“First they came for the socialists, and I did not speak out—
Because I was not a socialist.
Then they came for the trade unionists, and I did not speak out—
Because I was not a trade unionist.
Then they came for the Jews, and I did not speak out—
Because I was not a Jew.
Then they came for me—and there was no one left to speak for me.”
Like it or not, if you’re reading this and are not a person of color, you’ve likely experienced an element of privilege in your world, and most likely without even knowing it. That nice jog through the neighborhood without a worry on your mind that you’ll be shot? Yeah, sadly, not fearing for your life is a form of privilege. Going to school in the suburbs that arent under funded and over crowded? Privilege. Believing police are there to protect society, not murder your neighbors? Privilege.
Black Lives Matter and right now, today, no other argument or issue is worth hearing. If you disagree, take that b*llsh*t somewhere else, because I’m not hearing it. Not today. Hundreds of years, and still we are here, with people being murdered not just by racist and unlawful citizens, but by law enforcement itself. In case you hadn’t heard, George Floyd’s death has officially been ruled a homicide.
Travel is about inclusion and cultural understanding, and I just can’t stand by in a time where neither of those things are happening in the United States of America.
Knowing that so many things I do daily, like jogging through my neighborhood; or walking through a city to have dinner without fear of harassment from the police are not normal for others, is just the very beginning of creating any modicum of progress.
I can’t solve it alone, you can’t solve it alone but we can all choose to use our platforms and voices no matter how big or small to stand up for our fellow man and refuse to allow hatred and discrimination to become normalized.
I say this, because I think people watching along from the outside fail to realize how many things in their life which felt as natural as putting on socks, only felt that way because of their background.
I am not black, but I have benefited from black culture in more ways than I can ever recount, and its impact can’t be underestimated globally. I’ve taken from the shoe culture, the sports culture, the comedy, the music and the togetherness of black churches. It’s perhaps why this vital movement crossed oceans today, with supporters protesting in London that it’s time for change, now.

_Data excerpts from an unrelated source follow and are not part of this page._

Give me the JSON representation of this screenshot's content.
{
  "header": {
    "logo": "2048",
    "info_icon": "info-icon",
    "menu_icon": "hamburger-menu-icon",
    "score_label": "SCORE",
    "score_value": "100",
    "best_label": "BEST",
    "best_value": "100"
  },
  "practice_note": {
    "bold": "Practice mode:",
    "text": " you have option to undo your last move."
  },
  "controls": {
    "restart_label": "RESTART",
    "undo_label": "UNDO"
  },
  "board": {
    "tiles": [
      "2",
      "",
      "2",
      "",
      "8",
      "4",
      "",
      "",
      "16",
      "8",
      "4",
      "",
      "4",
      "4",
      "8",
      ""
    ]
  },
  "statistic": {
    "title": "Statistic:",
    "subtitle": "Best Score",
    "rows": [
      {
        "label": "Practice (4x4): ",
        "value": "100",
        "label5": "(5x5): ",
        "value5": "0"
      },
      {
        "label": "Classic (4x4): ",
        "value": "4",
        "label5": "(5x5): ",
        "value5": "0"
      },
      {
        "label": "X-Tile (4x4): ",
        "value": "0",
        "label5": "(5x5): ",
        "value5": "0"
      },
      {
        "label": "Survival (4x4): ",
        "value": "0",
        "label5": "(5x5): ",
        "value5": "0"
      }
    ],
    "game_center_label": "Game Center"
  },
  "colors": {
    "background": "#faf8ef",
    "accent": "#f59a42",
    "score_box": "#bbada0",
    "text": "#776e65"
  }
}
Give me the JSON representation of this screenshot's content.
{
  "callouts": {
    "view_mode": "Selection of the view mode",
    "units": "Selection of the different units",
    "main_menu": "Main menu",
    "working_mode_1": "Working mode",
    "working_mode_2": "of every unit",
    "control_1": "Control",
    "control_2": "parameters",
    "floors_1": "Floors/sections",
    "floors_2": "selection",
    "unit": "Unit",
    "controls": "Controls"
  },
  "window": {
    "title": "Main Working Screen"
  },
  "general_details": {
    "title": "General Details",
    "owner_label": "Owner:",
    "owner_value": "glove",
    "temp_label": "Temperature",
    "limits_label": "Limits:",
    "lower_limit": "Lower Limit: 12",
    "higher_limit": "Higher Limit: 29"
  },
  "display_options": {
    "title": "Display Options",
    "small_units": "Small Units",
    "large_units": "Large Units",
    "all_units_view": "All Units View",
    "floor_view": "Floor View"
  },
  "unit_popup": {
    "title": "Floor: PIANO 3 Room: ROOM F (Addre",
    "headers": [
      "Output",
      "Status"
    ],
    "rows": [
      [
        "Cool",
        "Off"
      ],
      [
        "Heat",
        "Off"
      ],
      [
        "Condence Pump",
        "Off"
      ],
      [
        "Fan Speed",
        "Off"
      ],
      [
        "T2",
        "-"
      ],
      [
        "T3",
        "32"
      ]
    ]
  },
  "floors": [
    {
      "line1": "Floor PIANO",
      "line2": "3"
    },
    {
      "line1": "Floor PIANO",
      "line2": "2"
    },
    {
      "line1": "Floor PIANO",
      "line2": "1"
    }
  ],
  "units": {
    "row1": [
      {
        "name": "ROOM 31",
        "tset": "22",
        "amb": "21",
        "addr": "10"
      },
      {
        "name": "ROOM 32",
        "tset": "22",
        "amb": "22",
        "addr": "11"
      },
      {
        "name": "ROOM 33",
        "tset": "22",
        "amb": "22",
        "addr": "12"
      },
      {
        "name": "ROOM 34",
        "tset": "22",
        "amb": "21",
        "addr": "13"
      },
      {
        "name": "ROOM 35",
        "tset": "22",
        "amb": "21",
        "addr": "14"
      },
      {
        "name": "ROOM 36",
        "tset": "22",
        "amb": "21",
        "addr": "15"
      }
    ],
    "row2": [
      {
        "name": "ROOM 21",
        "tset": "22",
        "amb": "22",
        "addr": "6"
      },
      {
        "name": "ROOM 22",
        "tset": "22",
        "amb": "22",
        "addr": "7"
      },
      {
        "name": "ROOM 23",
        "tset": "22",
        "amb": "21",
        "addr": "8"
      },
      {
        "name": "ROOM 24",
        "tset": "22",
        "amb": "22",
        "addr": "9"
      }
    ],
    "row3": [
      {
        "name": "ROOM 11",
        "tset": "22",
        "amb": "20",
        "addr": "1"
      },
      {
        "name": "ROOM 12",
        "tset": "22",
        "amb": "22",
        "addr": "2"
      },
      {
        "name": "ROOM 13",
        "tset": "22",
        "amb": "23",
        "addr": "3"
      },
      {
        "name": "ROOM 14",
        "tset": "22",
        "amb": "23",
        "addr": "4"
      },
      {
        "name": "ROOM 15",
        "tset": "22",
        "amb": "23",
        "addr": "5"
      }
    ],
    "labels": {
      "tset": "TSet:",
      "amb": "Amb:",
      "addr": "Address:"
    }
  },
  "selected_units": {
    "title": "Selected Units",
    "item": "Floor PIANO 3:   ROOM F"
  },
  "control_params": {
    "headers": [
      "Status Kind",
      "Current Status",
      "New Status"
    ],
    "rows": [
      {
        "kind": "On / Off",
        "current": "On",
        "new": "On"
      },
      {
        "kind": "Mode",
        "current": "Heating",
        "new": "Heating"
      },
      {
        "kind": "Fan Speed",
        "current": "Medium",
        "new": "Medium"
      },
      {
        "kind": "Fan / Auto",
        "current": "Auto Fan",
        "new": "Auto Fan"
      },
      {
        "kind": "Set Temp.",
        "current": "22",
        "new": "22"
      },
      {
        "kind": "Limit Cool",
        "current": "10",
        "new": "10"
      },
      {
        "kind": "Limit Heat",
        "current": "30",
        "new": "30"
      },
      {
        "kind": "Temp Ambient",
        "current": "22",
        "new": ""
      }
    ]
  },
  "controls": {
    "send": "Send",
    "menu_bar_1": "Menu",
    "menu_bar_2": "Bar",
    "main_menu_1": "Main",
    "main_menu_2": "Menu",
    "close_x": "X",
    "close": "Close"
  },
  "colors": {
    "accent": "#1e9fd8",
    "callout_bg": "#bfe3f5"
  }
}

I ask myself, what have I ever given back to black people who have so positively impacted my life, and helped so much to create the real cultural love story of America?
People find it so easy to throw stones about what should or should not be happening right now, but very few of those people understand that progress is rarely easy. It’s safe to say just about every means of enacting change has been tried for hundreds of years, and when “leaders” normalize hate, it’s hard to be surprised that evil hatred spreads not only among the people, but the people who are supposed to protect them.
People must stand up to stop it forever, for good.
Making matters worse, not only are there unspeakable racial divides, but in a time of recession, US billionaires made an additional $434 billion during the pandemic, while millions lost jobs, further creating an inequality which keeps people down. The world didn’t need any more matches, but it got a box of them with unemployment near all time lows, mostly for hard working people in inner cities, while mostly white billionaires actually “looted” the world.
Why are people mad? We mankind are all equal, but too many people act like we aren’t.
Time and time again, the video tape says the same thing: black man or person of color going about their day, police brutality unfolding to the point of murder, or somewhere close. This must stop. Now. No matter how far or high a black person climbs in the world, it seems they’re always being taken down by prejudice.
As a tennis fan, I recall the horrifying video of James Blake, tennis superstar and global ambassador of all things great, not to mention a former Harvard guy, being slammed to the ground outside of his Manhattan hotel while waiting for official player transportation to take him to the US Open. You have to ask yourself, would a white man wearing the same white collar outfit outside of a midtown hotel have been treated the same way? Absolutely not.
I started off with the wonderful Martin Niemöller quote for a reason: you have a choice right now, and I hope you make the right one. If not, there might not be anyone there for you in your time of need.
You can stand on the sidelines and say “not me, not my fight” and watch the world move along, but the way things are going, the next time around it may be you that’s watched your loved one murdered in the street, with no one there to save you, or stand up for your tragedy.
That may sound like fantasy to some, but in the world we’re living in, it seems like there’s a different “enemy” every day, when in fact race, origin, color nor creed has anything to do with evil. Evil is those who use prejudice to justify murdering or oppressing innocent people.
We must stand up for black people. We are all equal, we are all mankind and making strides to end just one area of injustice would make a positive difference on the world forever. It’s why nothing else matters right now. Taking a moment to understand your privilege, like my privilege, is a small step, but a huge one in making sure you never walk around aloof.
Take this time to understand your impact on those around you, and making everything around you a better place for all. Most importantly, listen to people. What matters now is making change actually happen.
I want to use this platform for good, which is why I wrote this, but I don’t want to make a penny off the struggles or hardships of others. Accordingly, every penny I make this week will go to Project Zero. You can also support them and others in a variety of ways, including: The Bail Project, NAACP Legal Defense Fund, Black Lives Matter, Show Racism the Red Card (UK), the I Run With Maud fund, and the George Floyd family fund.